Mungkin... atau mungkin tidak!

Itu adalah perasaan yang halus.

Pada saat ini, Betta melihat tulang kering itu dan berkata dengan nada aneh, "Apakah ini perampokan makam?"

Yah, mungkin. Tapi tidak ada hukum yang melarangnya dalam permainan ini.

Kebahagiaan mendapatkan kejutan keberuntungan digantikan oleh kewarasan. Keduanya ragu-ragu di depan koin-koin itu.
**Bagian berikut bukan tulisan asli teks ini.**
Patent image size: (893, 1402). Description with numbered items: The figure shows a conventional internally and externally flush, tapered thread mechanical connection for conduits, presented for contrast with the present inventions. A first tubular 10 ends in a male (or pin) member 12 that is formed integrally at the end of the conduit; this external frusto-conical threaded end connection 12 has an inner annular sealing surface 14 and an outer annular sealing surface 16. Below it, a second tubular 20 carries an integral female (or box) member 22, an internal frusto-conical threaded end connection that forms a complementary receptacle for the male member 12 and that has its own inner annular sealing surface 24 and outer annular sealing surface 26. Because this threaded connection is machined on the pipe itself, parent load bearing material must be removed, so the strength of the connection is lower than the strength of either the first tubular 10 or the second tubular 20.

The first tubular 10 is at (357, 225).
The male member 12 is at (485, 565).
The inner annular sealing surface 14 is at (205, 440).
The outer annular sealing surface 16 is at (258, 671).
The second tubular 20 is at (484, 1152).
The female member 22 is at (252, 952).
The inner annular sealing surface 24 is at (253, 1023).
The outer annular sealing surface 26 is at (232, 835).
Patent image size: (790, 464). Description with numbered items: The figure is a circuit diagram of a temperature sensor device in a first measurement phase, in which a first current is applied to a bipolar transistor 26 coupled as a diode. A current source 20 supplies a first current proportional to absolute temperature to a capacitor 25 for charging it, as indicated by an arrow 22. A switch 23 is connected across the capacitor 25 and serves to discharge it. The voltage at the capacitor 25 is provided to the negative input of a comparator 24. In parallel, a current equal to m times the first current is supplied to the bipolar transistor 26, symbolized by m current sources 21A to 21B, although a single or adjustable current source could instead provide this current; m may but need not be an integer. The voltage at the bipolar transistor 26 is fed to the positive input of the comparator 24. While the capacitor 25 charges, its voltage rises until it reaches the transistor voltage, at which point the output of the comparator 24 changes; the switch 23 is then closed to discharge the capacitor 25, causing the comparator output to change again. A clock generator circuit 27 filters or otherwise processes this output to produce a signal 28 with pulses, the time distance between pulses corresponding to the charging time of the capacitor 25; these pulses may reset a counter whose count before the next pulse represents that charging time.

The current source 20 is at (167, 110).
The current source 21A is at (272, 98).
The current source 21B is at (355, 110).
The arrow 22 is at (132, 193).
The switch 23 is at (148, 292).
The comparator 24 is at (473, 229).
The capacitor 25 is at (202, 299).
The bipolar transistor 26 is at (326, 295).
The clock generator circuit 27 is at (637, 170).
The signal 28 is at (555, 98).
Bagaimanapun, sebagai warga negara yang taat hukum, mereka tidak pernah mempertimbangkan perampokan makam dalam kenyataan. Tentu saja, dalam video game lain, mereka telah merampok banyak NPC yang tak bersalah, belum lagi makam. Tapi permainan ini terlalu nyata dan membuat mereka merasa bahwa mereka akan melakukan kejahatan jika mereka mengambil uang itu.

Tepat saat mereka ragu-ragu, sesuatu berubah dalam makam tersebut.

Kekuatan gelap aneh berkumpul dalam makam, dan bayangan transparan seorang manusia muncul di dalam peti mati.

Melihat itu, baik Roland maupun Betta mundur secara refleks.

Saat itu sudah benar-benar gelap. Dinginnya menyebar di udara.

Seorang roh! Roland segera menyadari apa itu. Lagi pula, dia pernah melihat roh Falken sekali.

Tapi roh ini jauh lebih mengerikan daripada roh Falken. Matanya berwarna jingga, wajahnya terpelintir, dan energinya yang mengerikan menjijikkan.

"Aku tidak menyukainya sedikit pun."

Betta tampaknya merasakan hal yang sama. Dia mundur dan menepuk lengannya dengan tidak nyaman.

"Ini mungkin roh jahat." Roland melihat ke guci hitam yang pecah dan berkata, "Dia mungkin di sini untuk membahas kompensasi dengan kita karena kita merusak dompetnya."

Hahaha! Betta tertawa kering dan berkata, "Kakak Roland, itu lelucon yang mengerikan."